Затем разговор пошел о каких-то совсем незнакомых людях, а это всегда было неинтересно.

— Дионис, — сказала тетя, когда наступило молчание. — Может, ты погуляешь с Титиной. Показал бы ей сад. Вам, детям, тут делать решительно нечего.

Но я стоял как вкопанный, и тетя тотчас про меня забыла. Титина Ставриди тоже стояла как вкопанная. Она походила на статую — нелепую, глупую, безобразную статую. Какие толстущие у нее ноги, должно быть, мелькнуло у меня в голове. А эти бантики, панталончики все в оборках! Подойдя ближе, я разглядел, что нос у Титины картошкой, в веснушках, а на одной стороне — небольшая оспина. Глаза у Титины были огромные, синие и глупые-глупые.

— Мой муж, кстати, тоже, — говорила тем временем кирия Ставриди и почему-то запнулась, — постоянно хворает.

— Я помню, — сказала тетя Урания низким сухим голосом.

Гостья, похоже, совсем потерялась в словах. Вид у нее был грустный.

А между тем в дверях происходило движение. Алеко, Фроссо, не говоря уж об остальных, поочередно заглядывали в гостиную, вбегали и выбегали. Все, решительно все пришли посмотреть на ту самую кирию Ставриди из Смирны и на ее нескладную, безобразную дочку. И все они по очереди были представлены.

— Что ж, надеюсь, мы будем друзьями, — вздохнула кирия Ставриди, обращаясь скорее к нам, детям, нежели к тете Урании, ведь теперь было ясно, даже я понял, что надеяться ей на дружбу с тетушками вряд ли стоит.

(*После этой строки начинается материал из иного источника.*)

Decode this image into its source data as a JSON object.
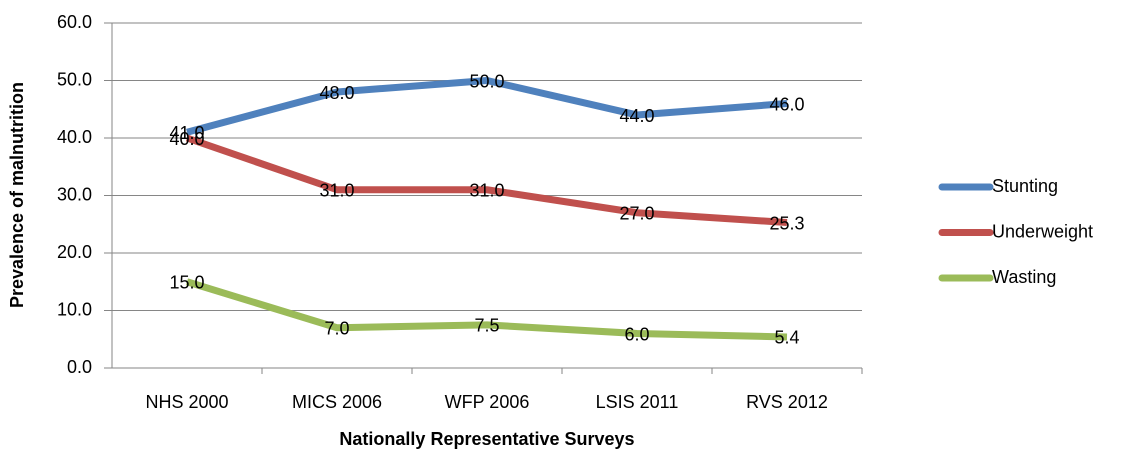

— Я думаю, Дионис будет дружить с Титиной. Ведь он обещал мне. Кстати, и возраста они почти одинакового.

При этих словах Агни прыснула со смеху, Алеко ущипнул меня сзади, а маленький Поль, со свойственной ему непосредственностью, подошел к Титине и дернул ее за атласный бантик. Бантик развязался; казалось, Титина вот-вот заплачет. Ничуть не бывало! Она распустила свой рот в улыбке. Она улыбалась! Она улыбалась даже тогда, когда кирия Ставриди, сказав, наконец, все, что нужно ей было сказать, взяла ее за руку и повела к двери.

Едва они ушли, мы все зашумели. Всех разбирал смех.

— Нет, вы видели! — кричала Фроссо. — Вот так кирия Ставриди! Видели, какие у нее зубы?

— А Титина-то, вот пугало! — вторила ей Агни. — Атласа-то — на подвенечное платье хватит.

— Неужели теперь нам общаться с такой вульгарностью? — сказал Алеко и с недоумением посмотрел на тетушку.

— Как ты смеешь так говорить, Алеко! — вскричала тетя Урания. — Это ты вульгарен! — и вдруг ударила его по щеке. — Сейчас же ступай к себе в комнату!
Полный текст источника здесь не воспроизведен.